Al poco rato dejó de nuevo la escoba, vino a mí, y cogiéndome de la mano me llevó al terrado ribero del río. Allí, en una mesita situada bajo unas ramas, mi leche y mi pan tomaban el aspecto de la más suculenta colación que pudiera desearse. Mientras la tomaba, Ana se sentó en mi mesa para hacerme compañía. A los pocos minutos, Clara y Dick vinieron a buscarme; la primera, ataviada con un ligero vestido bordado en seda, que mi vista, poco acostumbrada, encontró demasiado chillón y vistoso. Dick estaba asimismo muy bien vestido de franela blanca recamada con excelente gusto. Clara cogió su vestido. y mientras me saludaba, me dijo mostrándomelo y sonriendo:

- ¡Mirad, Huésped! Hoy no estamos menos bellos que algunas de las personas a quienes criticabais ayer tarde; así, ni el brillante día, ni las pintadas flores, sentirán vergüenza. ¡Ahora, censuradnos!

- No -respondí-. Me parecéis una pareja hija de la estación, y no podría censuraros sin censurar a quien os engendró.

- Sabréis -dijo Dick- que hoy es un día especial, aunque todos los días son especiales en este tiempo. La recolección del heno es más atractiva que la del grano por causa del tiempo, y si no habéis trabajado en un campo de heno en un hermoso día, no podéis imaginaros el encanto que esto encierra. Las mujeres tienen un aspecto tan espléndido en esta correría -añadió tímidamente-, que creo que, después de todo, hacemos bien en ser sobrios en la decoración.

- ¿Y las mujeres realizan ese trabajo con trajes de seda? -pregunté.

Dick iba a responderme tranquilamente, pero Clara, tapándole la boca con su mano, dijo:

- No, no, Dick; no hay que darle muchas noticias, o acabaremos por creer que tú eres el abuelo. Déjale que vea por sí mismo; al cabo, no tendrá que esperar mucho.

- Sí -dijo Ana-; no le hagáis una descripción demasiado bella del cuadro o sufrirá un desencanto al descorrerse la cortina, y yo no quiero que se desilusione. Pero ya es tiempo de que partáis si queréis gozar de la marea y del sol matutino. ¡Adiós, Huésped!

Volvió a besarme tan franca y amistosamente que me dieron ganas de renunciar al viaje, mas pronto vencí a aquel sentimiento, pensando que una mujer tan bella y tan buena debería tener un amante de su misma edad.

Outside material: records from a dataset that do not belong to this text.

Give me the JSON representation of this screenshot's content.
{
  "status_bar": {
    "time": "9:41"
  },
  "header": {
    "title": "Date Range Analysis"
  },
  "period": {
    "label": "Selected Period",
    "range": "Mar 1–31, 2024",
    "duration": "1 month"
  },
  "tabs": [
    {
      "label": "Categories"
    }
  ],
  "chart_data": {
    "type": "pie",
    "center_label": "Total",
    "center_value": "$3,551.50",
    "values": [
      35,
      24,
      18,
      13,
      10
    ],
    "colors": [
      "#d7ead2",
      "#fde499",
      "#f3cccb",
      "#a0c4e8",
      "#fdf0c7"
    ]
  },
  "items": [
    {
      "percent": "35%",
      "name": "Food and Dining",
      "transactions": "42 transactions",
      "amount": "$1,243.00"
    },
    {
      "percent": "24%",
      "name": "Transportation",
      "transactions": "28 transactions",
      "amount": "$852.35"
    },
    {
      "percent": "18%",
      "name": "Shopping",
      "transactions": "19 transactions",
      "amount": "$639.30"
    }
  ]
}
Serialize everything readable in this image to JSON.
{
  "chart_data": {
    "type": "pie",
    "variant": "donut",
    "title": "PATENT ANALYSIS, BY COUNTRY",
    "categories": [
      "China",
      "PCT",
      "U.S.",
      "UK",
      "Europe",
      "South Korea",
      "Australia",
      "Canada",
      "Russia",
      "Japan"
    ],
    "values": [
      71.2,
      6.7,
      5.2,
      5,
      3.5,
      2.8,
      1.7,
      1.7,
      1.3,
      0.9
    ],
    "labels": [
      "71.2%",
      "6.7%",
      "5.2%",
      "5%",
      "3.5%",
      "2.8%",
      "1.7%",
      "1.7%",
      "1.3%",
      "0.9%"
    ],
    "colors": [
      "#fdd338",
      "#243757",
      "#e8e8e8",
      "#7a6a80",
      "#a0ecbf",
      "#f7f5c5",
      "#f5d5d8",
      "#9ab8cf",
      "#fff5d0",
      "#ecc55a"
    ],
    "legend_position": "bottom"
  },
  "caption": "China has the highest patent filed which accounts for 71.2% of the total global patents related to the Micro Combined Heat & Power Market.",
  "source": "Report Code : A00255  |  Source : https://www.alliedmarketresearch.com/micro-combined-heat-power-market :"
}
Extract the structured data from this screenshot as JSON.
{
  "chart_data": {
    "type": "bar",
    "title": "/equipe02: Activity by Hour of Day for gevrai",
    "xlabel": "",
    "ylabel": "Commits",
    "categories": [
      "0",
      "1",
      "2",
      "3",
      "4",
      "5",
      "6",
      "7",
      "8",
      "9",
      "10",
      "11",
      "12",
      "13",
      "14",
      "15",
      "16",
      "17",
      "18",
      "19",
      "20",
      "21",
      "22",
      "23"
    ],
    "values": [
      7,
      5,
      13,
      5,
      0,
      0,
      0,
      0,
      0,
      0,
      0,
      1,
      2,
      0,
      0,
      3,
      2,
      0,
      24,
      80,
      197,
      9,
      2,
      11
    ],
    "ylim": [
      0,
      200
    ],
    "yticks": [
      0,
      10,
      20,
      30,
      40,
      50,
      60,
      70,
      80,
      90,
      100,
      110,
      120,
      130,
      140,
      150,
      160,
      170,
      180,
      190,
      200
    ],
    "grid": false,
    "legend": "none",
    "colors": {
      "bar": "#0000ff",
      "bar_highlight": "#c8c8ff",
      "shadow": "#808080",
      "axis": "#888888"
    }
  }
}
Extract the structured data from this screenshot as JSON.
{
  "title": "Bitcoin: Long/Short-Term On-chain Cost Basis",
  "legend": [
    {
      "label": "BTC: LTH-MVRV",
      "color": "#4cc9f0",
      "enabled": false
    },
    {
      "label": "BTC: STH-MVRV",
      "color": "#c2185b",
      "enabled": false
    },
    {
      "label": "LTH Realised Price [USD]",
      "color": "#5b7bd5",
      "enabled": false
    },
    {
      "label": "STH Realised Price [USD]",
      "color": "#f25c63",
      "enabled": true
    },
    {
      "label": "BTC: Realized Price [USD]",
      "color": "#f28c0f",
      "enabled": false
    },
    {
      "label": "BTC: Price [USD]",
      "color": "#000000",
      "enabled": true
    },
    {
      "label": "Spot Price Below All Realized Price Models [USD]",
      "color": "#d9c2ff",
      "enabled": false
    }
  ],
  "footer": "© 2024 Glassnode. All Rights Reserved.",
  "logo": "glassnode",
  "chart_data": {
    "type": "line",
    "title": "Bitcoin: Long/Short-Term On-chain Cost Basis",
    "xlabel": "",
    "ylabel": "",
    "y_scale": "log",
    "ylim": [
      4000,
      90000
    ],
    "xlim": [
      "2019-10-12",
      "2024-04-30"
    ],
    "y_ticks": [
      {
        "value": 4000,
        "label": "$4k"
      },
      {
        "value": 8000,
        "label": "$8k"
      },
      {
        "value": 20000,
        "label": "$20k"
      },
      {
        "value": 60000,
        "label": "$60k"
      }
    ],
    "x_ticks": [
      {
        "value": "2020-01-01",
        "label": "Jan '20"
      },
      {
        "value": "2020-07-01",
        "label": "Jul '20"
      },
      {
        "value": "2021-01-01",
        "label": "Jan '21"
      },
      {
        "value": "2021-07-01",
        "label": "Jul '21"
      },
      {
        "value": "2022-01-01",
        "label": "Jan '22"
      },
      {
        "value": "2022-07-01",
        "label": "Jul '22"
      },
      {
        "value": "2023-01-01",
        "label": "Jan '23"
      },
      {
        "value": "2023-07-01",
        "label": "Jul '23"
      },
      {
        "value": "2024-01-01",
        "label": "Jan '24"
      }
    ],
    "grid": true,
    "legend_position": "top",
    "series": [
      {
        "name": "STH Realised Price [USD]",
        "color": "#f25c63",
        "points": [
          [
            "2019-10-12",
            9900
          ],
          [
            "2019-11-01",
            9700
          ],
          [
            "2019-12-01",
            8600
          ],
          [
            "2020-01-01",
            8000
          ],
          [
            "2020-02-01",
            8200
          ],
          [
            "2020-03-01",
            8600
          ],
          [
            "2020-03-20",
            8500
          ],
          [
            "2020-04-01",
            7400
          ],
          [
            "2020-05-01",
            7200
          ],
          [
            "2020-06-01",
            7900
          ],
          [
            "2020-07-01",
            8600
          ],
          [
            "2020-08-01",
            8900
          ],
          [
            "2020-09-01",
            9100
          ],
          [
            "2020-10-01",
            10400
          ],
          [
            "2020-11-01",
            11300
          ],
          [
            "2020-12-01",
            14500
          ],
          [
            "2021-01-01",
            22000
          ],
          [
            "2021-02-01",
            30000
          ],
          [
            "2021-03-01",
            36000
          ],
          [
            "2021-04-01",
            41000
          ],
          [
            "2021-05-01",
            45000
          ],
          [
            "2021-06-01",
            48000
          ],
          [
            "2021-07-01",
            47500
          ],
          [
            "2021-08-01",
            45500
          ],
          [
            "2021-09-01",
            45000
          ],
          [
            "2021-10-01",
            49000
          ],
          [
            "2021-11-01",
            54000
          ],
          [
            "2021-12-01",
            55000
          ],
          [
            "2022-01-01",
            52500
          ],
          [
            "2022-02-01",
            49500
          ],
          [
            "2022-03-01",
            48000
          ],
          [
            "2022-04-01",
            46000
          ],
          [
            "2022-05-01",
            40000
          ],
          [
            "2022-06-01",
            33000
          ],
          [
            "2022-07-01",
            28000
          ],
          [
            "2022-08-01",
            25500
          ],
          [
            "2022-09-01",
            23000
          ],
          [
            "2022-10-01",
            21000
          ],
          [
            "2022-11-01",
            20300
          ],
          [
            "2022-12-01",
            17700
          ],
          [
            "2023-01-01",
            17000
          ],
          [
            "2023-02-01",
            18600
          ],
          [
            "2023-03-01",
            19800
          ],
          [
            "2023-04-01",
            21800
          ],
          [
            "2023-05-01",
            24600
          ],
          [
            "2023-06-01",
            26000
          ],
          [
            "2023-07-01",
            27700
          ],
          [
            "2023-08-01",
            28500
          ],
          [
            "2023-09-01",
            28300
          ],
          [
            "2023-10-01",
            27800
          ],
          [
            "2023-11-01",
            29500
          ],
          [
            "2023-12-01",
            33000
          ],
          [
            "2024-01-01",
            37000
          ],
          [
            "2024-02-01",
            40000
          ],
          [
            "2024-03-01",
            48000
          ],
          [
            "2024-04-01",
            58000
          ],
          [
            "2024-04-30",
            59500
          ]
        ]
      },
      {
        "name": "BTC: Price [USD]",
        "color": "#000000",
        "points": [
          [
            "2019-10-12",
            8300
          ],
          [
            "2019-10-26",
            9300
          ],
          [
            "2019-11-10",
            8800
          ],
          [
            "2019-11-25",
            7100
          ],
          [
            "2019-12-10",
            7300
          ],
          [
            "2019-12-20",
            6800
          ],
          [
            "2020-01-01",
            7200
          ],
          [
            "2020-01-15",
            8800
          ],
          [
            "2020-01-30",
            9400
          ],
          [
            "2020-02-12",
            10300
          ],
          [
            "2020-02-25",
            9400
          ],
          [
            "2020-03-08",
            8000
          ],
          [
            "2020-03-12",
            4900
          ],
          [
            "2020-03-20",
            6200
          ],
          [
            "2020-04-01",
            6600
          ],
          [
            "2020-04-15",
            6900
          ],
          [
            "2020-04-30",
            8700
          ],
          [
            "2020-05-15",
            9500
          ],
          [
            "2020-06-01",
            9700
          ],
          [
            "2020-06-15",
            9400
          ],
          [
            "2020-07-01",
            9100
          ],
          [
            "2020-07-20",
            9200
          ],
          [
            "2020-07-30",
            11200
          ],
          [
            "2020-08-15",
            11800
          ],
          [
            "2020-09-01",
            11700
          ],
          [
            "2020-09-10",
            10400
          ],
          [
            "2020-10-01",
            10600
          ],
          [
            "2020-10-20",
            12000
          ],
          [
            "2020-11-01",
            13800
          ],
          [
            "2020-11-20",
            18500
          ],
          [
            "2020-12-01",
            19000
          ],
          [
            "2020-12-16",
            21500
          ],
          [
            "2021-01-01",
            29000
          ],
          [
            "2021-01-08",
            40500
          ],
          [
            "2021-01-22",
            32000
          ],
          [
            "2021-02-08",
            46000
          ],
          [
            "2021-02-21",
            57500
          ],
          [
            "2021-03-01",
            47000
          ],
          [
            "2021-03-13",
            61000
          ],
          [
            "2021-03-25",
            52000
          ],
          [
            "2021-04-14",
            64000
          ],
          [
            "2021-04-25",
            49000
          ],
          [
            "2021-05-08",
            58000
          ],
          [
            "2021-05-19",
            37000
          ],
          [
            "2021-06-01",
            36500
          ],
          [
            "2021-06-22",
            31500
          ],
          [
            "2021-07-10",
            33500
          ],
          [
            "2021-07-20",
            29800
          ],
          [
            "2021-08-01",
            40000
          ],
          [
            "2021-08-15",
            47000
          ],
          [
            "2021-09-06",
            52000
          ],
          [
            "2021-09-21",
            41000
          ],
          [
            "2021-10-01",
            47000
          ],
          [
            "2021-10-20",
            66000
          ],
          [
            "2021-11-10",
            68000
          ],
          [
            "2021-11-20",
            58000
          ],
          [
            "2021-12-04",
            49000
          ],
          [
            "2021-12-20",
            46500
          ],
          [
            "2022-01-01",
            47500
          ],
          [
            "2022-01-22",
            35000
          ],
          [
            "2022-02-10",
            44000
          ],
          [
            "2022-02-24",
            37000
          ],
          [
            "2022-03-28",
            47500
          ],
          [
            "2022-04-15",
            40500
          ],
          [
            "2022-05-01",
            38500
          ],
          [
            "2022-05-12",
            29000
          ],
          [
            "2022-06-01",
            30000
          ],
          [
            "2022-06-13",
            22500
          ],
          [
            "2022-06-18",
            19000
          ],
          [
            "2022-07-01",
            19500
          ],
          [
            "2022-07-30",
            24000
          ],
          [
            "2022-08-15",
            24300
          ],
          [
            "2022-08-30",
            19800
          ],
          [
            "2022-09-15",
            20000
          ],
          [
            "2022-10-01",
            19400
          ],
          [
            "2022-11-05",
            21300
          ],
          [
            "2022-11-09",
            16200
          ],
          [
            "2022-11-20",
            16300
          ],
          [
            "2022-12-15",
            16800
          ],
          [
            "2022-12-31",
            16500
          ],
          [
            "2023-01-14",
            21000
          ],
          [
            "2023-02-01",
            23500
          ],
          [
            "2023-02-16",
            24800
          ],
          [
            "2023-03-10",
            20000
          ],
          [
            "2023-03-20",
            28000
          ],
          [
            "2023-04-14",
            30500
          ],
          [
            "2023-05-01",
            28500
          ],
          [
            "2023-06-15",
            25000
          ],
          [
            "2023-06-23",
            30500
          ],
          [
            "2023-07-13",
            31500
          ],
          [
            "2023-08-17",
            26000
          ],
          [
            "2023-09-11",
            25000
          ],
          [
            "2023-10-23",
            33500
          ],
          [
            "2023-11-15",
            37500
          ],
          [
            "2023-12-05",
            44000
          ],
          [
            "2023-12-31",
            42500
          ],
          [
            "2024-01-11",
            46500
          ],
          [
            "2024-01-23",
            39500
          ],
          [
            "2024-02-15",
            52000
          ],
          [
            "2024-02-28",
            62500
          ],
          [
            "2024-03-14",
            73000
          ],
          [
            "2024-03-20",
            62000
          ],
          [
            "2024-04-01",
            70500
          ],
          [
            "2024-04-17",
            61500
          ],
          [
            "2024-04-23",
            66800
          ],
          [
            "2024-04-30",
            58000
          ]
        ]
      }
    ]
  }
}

Descendimos por las gradas y entramos en el barco, bien adornado, ligero y tan proporcionado que nos contenía con holgura a nosotros y a nuestra ropa. En aquel mismo momento vinieron a saludarnos Boffin y Roberto el tejedor. El primero había dejado su espléndido vestido y traía uno adecuado a su trabajo, cubriendo su cabeza un sombrero de anchas alas que se quitó gravemente para saludarnos, con la parsimonia y dignidad de la antigua cortesía española. Al fin, Dick lanzó el barco a la corriente con una vigorosa remadura, y Hammersmith, con sus majestuosos árboles y sus lindas casas, empezó a borrase de nuestros ojos.

Mientras navegábamos no pude por menos de contrastar el cuadro de la recolección del heno que me había sido anunciado con el del pasado que estaba en mi memoria, apareciéndoseme especialmente la imagen de las mujeres dedicadas a ese trabajo. Vi una fila de pobres mujeres flacas, débiles, con los pechos secos, sin gracia en las formas ni en el rostro, vestidas con trajes remendados y míseros, cubiertas con horribles y deformados sombreros de largas alas; las vi manejando el rastrillo con movimientos forzados y mecánicos. ¡Cuántas y cuántas veces esta visión había amargado para mí los encantos de un día de junio! ¡Cuántas veces había yo experimentado deseos ardientes de ver los campos de heno poblados de hombres y de mujeres dignos de aquella fecundidad remuneradora de la naturaleza estival, con la riqueza de sus panoramas, con la delicia de sus sonidos y de sus aromas! ¡Y ahora, que el mundo era más viejo y más sabio, estaba a punto de ver fielmente realizadas mis esperanzas!